Trump yönetimi DTÖ kurallarına aldırış etmiyor ve neyin aktarmalı sevkiyat olarak sayılacağı henüz belli değil, ancak Bay Han, ABD'nin daha fazla yerel bileşen veya Çin'den daha az ürün talep etmesi durumunda bunun Taylandlı şirketler için standart tarife oranından daha büyük bir sorun olabileceğinden endişe ediyor.
"Güneydoğu Asya, Çin'e büyük ölçüde bağımlı," diye açıklıyor. "Çin, elektronik ve diğer birçok sektörde açık ara en büyük tedarik zincirine sahip ve en ucuzu da Çin.

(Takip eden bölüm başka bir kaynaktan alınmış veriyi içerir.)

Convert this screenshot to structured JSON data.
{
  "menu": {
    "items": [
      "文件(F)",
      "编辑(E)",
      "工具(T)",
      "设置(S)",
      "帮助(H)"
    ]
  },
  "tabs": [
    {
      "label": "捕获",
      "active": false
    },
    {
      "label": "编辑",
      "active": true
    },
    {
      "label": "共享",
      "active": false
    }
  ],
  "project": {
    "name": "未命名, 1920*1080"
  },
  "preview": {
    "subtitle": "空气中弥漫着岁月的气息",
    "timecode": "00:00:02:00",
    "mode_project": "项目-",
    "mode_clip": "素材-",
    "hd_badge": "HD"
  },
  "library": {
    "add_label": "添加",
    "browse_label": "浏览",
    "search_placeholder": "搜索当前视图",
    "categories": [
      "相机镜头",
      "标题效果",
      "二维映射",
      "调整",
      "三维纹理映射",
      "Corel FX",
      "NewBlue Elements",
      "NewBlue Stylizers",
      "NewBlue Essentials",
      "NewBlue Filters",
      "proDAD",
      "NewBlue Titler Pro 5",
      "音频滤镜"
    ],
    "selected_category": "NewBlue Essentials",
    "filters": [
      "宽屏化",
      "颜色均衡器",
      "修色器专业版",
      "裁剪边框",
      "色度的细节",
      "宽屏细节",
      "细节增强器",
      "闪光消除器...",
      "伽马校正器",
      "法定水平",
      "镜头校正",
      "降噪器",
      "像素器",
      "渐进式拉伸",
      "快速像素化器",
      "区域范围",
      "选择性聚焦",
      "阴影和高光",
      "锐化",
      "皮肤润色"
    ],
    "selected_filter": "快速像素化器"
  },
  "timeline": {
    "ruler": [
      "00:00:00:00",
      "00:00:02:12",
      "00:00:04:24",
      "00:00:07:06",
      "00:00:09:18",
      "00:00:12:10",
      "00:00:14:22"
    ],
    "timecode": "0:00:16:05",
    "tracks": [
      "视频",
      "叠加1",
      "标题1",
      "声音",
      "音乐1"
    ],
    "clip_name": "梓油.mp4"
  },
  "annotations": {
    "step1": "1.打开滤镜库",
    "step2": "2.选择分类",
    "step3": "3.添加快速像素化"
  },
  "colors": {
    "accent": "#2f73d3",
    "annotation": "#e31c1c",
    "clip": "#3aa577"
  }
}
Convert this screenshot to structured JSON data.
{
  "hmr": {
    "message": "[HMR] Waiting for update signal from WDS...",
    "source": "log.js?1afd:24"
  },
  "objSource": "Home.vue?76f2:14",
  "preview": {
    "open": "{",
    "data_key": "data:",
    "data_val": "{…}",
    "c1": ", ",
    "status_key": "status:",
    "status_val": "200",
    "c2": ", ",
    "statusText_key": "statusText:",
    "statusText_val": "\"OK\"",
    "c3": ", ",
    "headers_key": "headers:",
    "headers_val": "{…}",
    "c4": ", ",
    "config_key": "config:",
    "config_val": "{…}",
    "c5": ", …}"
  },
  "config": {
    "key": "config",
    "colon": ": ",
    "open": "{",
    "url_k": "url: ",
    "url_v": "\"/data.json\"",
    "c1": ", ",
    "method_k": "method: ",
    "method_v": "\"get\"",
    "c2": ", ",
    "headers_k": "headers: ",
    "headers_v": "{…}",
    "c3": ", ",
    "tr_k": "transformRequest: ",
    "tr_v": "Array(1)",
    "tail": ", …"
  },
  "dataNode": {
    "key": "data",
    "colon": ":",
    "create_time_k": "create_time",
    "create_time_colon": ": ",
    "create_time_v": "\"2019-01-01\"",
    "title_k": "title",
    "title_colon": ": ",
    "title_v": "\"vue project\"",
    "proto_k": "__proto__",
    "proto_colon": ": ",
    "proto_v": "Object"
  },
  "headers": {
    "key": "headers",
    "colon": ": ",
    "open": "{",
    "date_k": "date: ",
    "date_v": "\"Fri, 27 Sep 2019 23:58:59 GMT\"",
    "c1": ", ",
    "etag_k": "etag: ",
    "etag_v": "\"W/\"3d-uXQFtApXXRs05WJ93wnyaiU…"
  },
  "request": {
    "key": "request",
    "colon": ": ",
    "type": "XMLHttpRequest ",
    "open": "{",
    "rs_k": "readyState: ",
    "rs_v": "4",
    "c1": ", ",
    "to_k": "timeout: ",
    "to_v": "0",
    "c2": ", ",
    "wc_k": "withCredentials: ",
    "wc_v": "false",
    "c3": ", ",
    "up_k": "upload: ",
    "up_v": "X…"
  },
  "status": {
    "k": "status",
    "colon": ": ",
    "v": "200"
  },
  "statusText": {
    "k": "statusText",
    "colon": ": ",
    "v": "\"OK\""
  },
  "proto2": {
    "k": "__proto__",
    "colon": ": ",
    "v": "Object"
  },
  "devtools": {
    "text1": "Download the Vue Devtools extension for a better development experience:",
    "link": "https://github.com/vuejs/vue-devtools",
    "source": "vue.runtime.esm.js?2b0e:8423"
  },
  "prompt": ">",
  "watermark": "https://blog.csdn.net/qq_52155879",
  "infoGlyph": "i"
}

"Malzemeleri dünyanın başka bir yerinden satın alabilirdik. Çok daha pahalı olurdu. Ancak Tayland, Vietnam, Filipinler veya Malezya'nın kendi ülkelerinde üretilen malların %50-60 gibi çok yüksek bir eşik değerine sahip olması neredeyse imkansız olurdu. Ve eğer ABD menşe sertifikası almanın şartı buysa, o zaman kimse menşe sertifikası alamayacaktır."
Şimdilik bu ayrıntıların çok azı açıklandı. Başkan Trump, Filipinler ve Endonezya'ya gelen ABD malları için sıfır gümrük vergisi uyguladığını iddia etse de, her iki ülke de bunun doğru olmadığını ve hala müzakere edilmesi gereken çok şey olduğunu belirtti.
Tayland hükümeti için, bu kadar geç başlayan ve ABD'nin taleplerini karşılamakta zorlanan bir hükümet için, bir anlaşmaya varmak bile rahatlatıcı olacaktır.
Anlaşmanın nasıl uygulanacağı konusunda, genellikle yıllar süren detaylar üzerinde çalışılırken endişelenecekler. Ve bu konuda yalnız da değiller; hem zengin hem de gelişmekte olan ekonomiler, Trump'ın değişken gümrük vergisi politikasına ayak uydurmak için çabalıyor.
"Bir noktada bunun durması gerekiyor. Kesinlikle durması gerekiyor," diyor Bay Han. "Sorun şu ki, oyunun kurallarının ne olacağını bilmiyoruz, bu yüzden hepimiz yeni oyunu nasıl oynayacağımızı öğrenmek için etrafta dolanıyoruz."